Le dimanche 03 novembre 2013 à 14:23 +0100, Kevin Kofler a écrit :
> Michael Scherer wrote:
> > When statistics cost you money, yeah, I think that's important to take
> > them in account. Maybe your employer do not care about this, but I
> > strongly suspect mine does, and I strongly suspect that most companies
> > do care about this as well.
> 
> Company computers should get updated only by the sysadmins (which AFAIK is 
> how it works at his company, him being the CTO, sysadmin and lead developer 
> in one person), or by automated scripts running as root (which is how it's 
> done at my university, there's an autoupdate script running at bootup). 
> Users have no business updating company-managed computers.

You would delighted to know that not everybody do like this. We prefer
let the employees decide when the time to update is right, due for
exemple factor like "having to leave the office soon", or "being at a
customers site without much network connectivity", etc, etc. 

As i say, we mostly have a fleet of laptop, and of course, the situation
would be different if this was a set of workstation, but alas, this is
not the case.

> > Not to mention that basically, what you suggest is that the system
> > bypass users explicit requests to shutdown, and that doesn't sound like
> > a improvement to me ( and again, I say that also because that's what we
> > tried at work, and this didn't work that well ).
> 
> Yet this is exactly how PackageKit deals with this for online updates.

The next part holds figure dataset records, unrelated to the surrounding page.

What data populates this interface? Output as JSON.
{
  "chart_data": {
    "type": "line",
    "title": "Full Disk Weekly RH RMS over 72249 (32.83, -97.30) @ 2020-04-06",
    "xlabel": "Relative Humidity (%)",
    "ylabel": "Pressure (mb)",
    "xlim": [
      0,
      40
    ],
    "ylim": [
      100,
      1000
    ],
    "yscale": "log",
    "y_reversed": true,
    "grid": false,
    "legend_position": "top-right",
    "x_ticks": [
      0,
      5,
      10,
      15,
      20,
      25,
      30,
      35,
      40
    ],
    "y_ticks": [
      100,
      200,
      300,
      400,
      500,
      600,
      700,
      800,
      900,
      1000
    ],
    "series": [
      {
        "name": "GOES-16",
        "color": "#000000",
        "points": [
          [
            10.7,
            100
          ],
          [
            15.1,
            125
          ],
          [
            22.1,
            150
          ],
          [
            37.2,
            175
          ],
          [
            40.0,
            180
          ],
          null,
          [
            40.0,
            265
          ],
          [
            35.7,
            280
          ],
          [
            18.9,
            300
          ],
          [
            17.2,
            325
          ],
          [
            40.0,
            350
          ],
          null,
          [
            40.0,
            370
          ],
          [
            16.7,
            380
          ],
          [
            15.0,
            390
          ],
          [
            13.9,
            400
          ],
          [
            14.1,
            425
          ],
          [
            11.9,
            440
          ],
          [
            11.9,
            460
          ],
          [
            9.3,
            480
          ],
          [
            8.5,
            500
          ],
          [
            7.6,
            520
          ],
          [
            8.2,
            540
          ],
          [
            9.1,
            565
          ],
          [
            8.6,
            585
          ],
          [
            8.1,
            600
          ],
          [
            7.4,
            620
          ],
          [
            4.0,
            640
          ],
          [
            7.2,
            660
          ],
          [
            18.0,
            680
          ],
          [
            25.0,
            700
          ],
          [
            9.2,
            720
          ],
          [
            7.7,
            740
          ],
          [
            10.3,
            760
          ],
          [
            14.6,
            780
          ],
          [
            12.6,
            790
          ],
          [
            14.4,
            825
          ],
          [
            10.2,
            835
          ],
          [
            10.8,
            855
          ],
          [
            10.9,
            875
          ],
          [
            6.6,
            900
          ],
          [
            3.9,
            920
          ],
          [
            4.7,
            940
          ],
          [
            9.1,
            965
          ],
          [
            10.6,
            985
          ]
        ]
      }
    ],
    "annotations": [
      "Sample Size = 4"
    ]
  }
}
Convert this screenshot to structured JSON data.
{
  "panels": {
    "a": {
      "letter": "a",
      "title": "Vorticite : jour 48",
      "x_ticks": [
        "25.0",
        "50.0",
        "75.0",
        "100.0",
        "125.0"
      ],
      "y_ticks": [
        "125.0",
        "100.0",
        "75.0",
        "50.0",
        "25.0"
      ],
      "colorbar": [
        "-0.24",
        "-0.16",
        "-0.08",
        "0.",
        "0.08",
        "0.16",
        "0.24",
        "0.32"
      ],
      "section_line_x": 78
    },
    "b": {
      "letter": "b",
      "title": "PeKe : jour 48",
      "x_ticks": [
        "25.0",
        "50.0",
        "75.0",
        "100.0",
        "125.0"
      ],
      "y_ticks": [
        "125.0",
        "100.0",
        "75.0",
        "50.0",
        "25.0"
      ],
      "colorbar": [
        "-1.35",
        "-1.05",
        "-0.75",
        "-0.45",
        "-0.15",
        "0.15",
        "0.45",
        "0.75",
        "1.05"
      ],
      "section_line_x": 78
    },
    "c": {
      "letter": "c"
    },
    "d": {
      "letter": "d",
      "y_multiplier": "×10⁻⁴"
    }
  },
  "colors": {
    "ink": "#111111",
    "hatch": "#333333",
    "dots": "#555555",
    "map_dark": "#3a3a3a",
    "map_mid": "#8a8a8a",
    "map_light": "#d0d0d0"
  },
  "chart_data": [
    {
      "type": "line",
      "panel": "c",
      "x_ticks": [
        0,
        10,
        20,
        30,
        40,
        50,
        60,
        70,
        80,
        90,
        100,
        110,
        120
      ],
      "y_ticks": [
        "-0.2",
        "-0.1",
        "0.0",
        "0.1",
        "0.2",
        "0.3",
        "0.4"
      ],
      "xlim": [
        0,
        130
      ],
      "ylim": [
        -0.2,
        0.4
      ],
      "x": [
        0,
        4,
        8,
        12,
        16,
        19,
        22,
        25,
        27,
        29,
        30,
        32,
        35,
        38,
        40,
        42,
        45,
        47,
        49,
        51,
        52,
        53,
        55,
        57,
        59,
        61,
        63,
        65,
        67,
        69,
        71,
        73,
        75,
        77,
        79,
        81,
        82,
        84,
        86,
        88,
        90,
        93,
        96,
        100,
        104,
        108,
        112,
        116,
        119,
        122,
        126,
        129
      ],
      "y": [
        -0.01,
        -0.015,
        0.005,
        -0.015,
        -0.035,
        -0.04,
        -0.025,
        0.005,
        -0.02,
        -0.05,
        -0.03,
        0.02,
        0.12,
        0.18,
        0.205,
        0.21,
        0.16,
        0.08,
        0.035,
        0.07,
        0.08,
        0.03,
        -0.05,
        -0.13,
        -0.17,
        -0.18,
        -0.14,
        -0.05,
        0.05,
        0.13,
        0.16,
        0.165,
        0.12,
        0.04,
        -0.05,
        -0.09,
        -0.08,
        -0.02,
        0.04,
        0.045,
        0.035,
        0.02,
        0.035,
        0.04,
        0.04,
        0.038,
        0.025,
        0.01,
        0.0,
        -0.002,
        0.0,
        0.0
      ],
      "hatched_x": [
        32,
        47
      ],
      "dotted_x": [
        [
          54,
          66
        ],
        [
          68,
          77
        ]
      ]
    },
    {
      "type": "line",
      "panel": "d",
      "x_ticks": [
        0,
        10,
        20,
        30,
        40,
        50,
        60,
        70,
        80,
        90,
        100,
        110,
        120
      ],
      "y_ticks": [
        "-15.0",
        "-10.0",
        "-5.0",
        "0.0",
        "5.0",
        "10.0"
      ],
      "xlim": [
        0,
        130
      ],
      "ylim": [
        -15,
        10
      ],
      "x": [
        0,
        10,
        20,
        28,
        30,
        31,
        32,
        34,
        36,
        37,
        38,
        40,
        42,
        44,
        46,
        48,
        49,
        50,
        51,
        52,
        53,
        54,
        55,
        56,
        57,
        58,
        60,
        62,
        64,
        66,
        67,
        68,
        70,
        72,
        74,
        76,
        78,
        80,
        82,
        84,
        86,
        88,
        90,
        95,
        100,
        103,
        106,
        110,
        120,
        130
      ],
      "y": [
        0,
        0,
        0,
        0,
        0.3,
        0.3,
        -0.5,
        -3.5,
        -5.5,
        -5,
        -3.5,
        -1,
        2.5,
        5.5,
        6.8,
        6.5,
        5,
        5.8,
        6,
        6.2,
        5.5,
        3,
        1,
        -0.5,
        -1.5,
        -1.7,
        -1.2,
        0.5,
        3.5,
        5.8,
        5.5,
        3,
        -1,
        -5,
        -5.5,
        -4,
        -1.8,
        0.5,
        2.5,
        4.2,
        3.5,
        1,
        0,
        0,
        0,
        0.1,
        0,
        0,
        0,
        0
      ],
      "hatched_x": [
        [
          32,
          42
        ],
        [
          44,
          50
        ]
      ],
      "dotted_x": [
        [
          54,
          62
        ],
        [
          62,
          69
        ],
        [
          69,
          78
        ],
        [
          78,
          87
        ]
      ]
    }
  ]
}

Then I think this must be changed. And in fact, that's maybe why this is
currently changed.

> > However, since you didn't explained at all what are the issues you are
> > facing with the new approach, and since you have only explained how you
> > are doing on your 20 servers ( which is totally unrelated to the
> > question of desktops, BTW, and which would still be usable at your
> > convenience on anything you maintain ), I am quite sceptic on your whole
> > intervention.
> 
> The issues are that:
> * updates require 2 reboots,

as long as this is automated, this is a technical detail. People seeing
2 times the bios do not really matter. Granted, this is annoying to have
to enter your encryption password twice if you use luks, but I wonder if
kexec cannot help on that part.

> * you cannot use what you upgraded before doing the reboots,

and so ? If the upgrade is the reboot, this is to be expected.
AFAIK, the update is not applied until you reboot, and AFAIK, you can
still do stuff by yourself using yum. So if your point is "you cannot
use the update before the update is applied", I have yet to find what
you mean exactly.

> * in particular, you cannot install new packages built against the updated
>   ones before the reboots,

Then this mean there is a problem in dependency. If I install kevin-
simulator-1.0 that requires libmichael1.1 while libmichael1.0 is
installed, either it need it and it will pull it, or it doesn't need and
it will not pull it. This also ask the whole question of having non
compatible library, etc, but I think we already answered that question
with the update policy and need to keep a proper compatible ABI.



> * security fixes also only take effect after the reboots.

unlike now, where they take effect based on random factors such as "was
firefox already running", or "did I logged out after the update", or
"did I reboot on the new kernel" ?

At least, the new system bring coherency, you know that everything is up
to date after the reboot. And again, if you like the previous way, you
can still opt-out of the system.


> It also violates the principle of least surprise.

In what way ? If the system clearly say "we are gonna need to reboot to
apply thoses updates", it is hard to say that you are surprised. And the
principe of least surprise would be violated if we didn't followed the
dominant paradigm, which is still windows afaik.